Erdogan discussed with NATO Secretary General the entry into the alliance of Sweden and Finland

Erdogan discussed with NATO Secretary General the entry into the alliance of Sweden and Finland

Turkish President Recep Tayyip Erdogan held a telephone conversation with NATO Secretary General Jens Stoltenberg, during which the parties discussed the entry of Finland and Sweden into the alliance, transmits Anadolu.

Erdogan said during the conversation that Helsinki and Stockholm have different attitudes towards this process, and Ankara is already ready to vote in parliament to ratify Finland's application. The negotiation process with Sweden will depend on the "concrete steps" that the authorities of this country will take.

The conversation took place after became knownthat a vote in the Turkish parliament on the ratification of Finland's application will take place before the general elections in the country on May 14, 2023. If the application is approved by the Turkish parliament, Helsinki can join the alliance by the summer of this year - already at the end of March, the parliament of another member of the alliance that did not approve the application - Hungary. Finland's application has so far been approved by 28 out of 30 NATO countries.
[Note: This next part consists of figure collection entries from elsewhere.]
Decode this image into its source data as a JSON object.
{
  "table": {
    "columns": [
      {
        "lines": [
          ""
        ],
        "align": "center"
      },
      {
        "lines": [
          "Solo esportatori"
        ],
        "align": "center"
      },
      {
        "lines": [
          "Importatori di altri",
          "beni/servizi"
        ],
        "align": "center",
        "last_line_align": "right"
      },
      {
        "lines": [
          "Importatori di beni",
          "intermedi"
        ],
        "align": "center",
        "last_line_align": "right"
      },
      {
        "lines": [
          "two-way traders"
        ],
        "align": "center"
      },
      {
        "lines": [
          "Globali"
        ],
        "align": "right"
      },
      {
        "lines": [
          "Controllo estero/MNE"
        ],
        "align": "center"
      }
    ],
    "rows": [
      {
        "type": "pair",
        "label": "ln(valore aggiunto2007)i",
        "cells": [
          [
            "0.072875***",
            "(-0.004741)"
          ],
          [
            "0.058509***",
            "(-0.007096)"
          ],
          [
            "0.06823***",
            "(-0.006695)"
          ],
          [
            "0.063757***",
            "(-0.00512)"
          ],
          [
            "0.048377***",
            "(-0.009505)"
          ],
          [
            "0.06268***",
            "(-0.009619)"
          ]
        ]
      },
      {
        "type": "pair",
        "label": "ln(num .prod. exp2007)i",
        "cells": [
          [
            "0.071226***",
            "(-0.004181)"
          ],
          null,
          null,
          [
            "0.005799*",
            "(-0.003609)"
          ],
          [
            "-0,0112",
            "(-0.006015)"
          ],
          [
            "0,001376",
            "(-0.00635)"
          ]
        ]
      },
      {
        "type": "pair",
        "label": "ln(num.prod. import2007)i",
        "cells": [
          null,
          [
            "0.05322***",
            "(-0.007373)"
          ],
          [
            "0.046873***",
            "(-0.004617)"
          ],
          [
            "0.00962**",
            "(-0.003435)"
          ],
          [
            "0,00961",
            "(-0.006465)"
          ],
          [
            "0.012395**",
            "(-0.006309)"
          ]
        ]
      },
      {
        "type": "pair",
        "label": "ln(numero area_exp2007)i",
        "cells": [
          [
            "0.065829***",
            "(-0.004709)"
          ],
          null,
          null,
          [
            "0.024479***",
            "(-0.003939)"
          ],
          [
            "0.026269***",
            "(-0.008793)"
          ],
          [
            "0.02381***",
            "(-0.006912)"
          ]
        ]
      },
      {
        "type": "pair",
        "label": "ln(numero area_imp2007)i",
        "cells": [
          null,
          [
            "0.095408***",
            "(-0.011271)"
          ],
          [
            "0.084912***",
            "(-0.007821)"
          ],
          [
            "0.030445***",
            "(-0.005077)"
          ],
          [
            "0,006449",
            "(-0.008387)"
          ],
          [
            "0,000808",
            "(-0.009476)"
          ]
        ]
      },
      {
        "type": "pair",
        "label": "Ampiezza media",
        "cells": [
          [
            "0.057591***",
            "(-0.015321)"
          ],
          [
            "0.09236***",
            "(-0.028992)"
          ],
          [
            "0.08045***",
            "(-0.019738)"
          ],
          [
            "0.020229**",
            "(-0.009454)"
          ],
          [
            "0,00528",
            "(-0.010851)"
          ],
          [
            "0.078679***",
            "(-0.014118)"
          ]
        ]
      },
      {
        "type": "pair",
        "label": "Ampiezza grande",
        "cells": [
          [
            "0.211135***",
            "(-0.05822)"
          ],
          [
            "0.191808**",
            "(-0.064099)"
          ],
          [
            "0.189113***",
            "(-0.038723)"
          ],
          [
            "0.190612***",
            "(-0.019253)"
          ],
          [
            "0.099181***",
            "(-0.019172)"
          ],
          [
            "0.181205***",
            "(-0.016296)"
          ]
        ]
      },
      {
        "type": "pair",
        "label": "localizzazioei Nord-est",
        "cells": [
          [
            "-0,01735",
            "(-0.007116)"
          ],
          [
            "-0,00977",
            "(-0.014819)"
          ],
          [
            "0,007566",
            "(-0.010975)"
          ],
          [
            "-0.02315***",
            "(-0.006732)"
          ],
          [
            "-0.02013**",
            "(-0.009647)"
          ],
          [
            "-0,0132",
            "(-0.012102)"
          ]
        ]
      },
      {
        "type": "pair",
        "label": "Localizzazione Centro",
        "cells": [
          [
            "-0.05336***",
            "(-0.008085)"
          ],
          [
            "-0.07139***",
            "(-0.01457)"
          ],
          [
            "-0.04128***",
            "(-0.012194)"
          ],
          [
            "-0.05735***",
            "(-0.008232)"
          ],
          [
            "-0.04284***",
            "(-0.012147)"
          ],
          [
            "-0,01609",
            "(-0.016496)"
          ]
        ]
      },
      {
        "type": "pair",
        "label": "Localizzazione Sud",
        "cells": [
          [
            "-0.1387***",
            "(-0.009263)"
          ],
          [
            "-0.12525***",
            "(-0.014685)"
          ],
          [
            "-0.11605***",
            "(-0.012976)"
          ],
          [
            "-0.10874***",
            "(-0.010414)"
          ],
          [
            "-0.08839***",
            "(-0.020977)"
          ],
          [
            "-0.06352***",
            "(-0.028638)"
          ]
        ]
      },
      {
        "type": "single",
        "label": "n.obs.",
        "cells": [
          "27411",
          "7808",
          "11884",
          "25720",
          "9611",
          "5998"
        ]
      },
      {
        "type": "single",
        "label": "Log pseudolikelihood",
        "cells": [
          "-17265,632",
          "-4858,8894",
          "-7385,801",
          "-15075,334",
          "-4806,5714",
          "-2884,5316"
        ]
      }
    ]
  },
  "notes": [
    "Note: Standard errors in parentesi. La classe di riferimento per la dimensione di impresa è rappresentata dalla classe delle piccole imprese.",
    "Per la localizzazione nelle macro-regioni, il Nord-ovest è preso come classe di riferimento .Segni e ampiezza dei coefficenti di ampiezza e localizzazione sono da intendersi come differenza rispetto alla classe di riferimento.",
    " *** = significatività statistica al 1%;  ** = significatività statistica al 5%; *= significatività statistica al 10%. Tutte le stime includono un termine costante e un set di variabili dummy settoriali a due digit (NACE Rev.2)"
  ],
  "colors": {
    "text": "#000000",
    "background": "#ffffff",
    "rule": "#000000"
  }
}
Sweden and Finland applied for NATO membership at the same time on May 18, 2022. At the moment, only Hungary and Turkey, which are members of the alliance, have not ratified the protocols on the accession of states to the bloc.

According to the agreements signed in June 2022, Helsinki and Stockholm promised Ankara to investigate and stop any funding and recruitment activities of the Kurdistan Workers' Party (PKK), recognized as terrorist in Turkey. In particular, the countries pledged to consider Turkey's requests for the extradition of terrorist suspects.
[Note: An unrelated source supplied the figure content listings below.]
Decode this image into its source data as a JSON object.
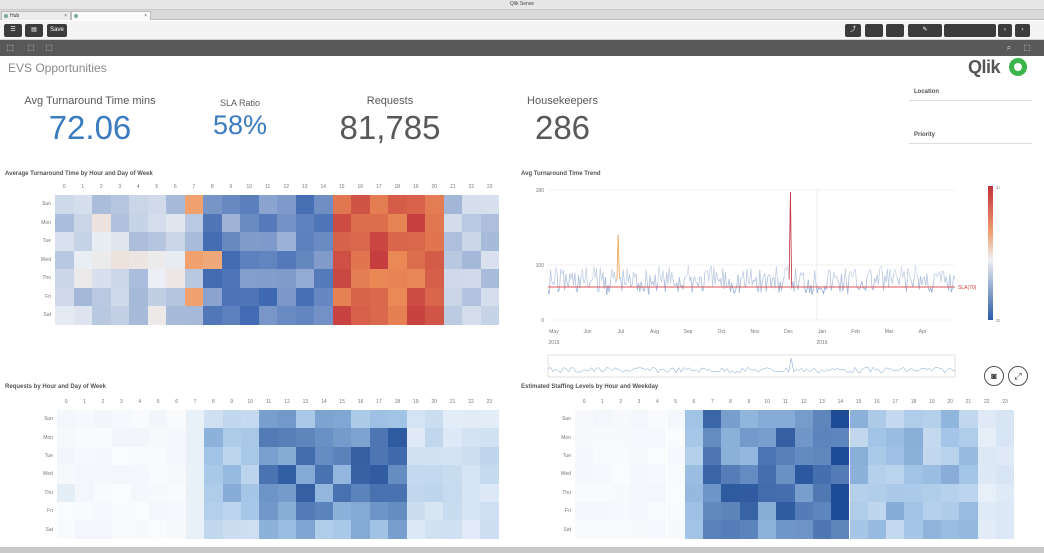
{
  "window": {
    "title": "Qlik Sense"
  },
  "tabs": [
    {
      "label": "Hub"
    },
    {
      "label": ""
    }
  ],
  "toolbar": {
    "save_label": "Save"
  },
  "sheet": {
    "title": "EVS Opportunities"
  },
  "logo": {
    "text": "Qlik"
  },
  "kpis": [
    {
      "label": "Avg Turnaround Time mins",
      "value": "72.06",
      "color": "#3b7bbf"
    },
    {
      "label": "SLA Ratio",
      "value": "58%",
      "color": "#3b7bbf"
    },
    {
      "label": "Requests",
      "value": "81,785",
      "color": "#595959"
    },
    {
      "label": "Housekeepers",
      "value": "286",
      "color": "#595959"
    }
  ],
  "filters": [
    {
      "label": "Location"
    },
    {
      "label": "Priority"
    }
  ],
  "heatmaps": {
    "hours": [
      "0",
      "1",
      "2",
      "3",
      "4",
      "5",
      "6",
      "7",
      "8",
      "9",
      "10",
      "11",
      "12",
      "13",
      "14",
      "15",
      "16",
      "17",
      "18",
      "19",
      "20",
      "21",
      "22",
      "23"
    ],
    "days": [
      "Sun",
      "Mon",
      "Tue",
      "Wed",
      "Thu",
      "Fri",
      "Sat"
    ],
    "turnaround": {
      "title": "Average Turnaround Time by Hour and Day of Week"
    },
    "requests": {
      "title": "Requests by Hour and Day of Week"
    },
    "staffing": {
      "title": "Estimated Staffing Levels by Hour and Weekday"
    }
  },
  "trend": {
    "title": "Avg Turnaround Time Trend",
    "y_ticks": [
      "180",
      "100",
      "0"
    ],
    "x_months": [
      "May",
      "Jun",
      "Jul",
      "Aug",
      "Sep",
      "Oct",
      "Nov",
      "Dec",
      "Jan",
      "Feb",
      "Mar",
      "Apr"
    ],
    "x_years": [
      "2015",
      "2016"
    ],
    "legend_max": "148.76",
    "legend_min": "37.14",
    "sla_label": "SLA(70)"
  },
  "colors": {
    "heat_low": "#2c66b3",
    "heat_high": "#c0323b",
    "blue_dark": "#2a5aa8"
  }
}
On January 21, Danish politician Rasmus Paludan burned a Koran outside the Turkish embassy in Stockholm, angering the Turkish authorities. Erdogan said that Sweden should no longer wait for support for its application to join NATO. After that, Finland admitted that they could join the bloc without Sweden, but later emphasized that Helsinki's position on joining together with its neighbor had not changed.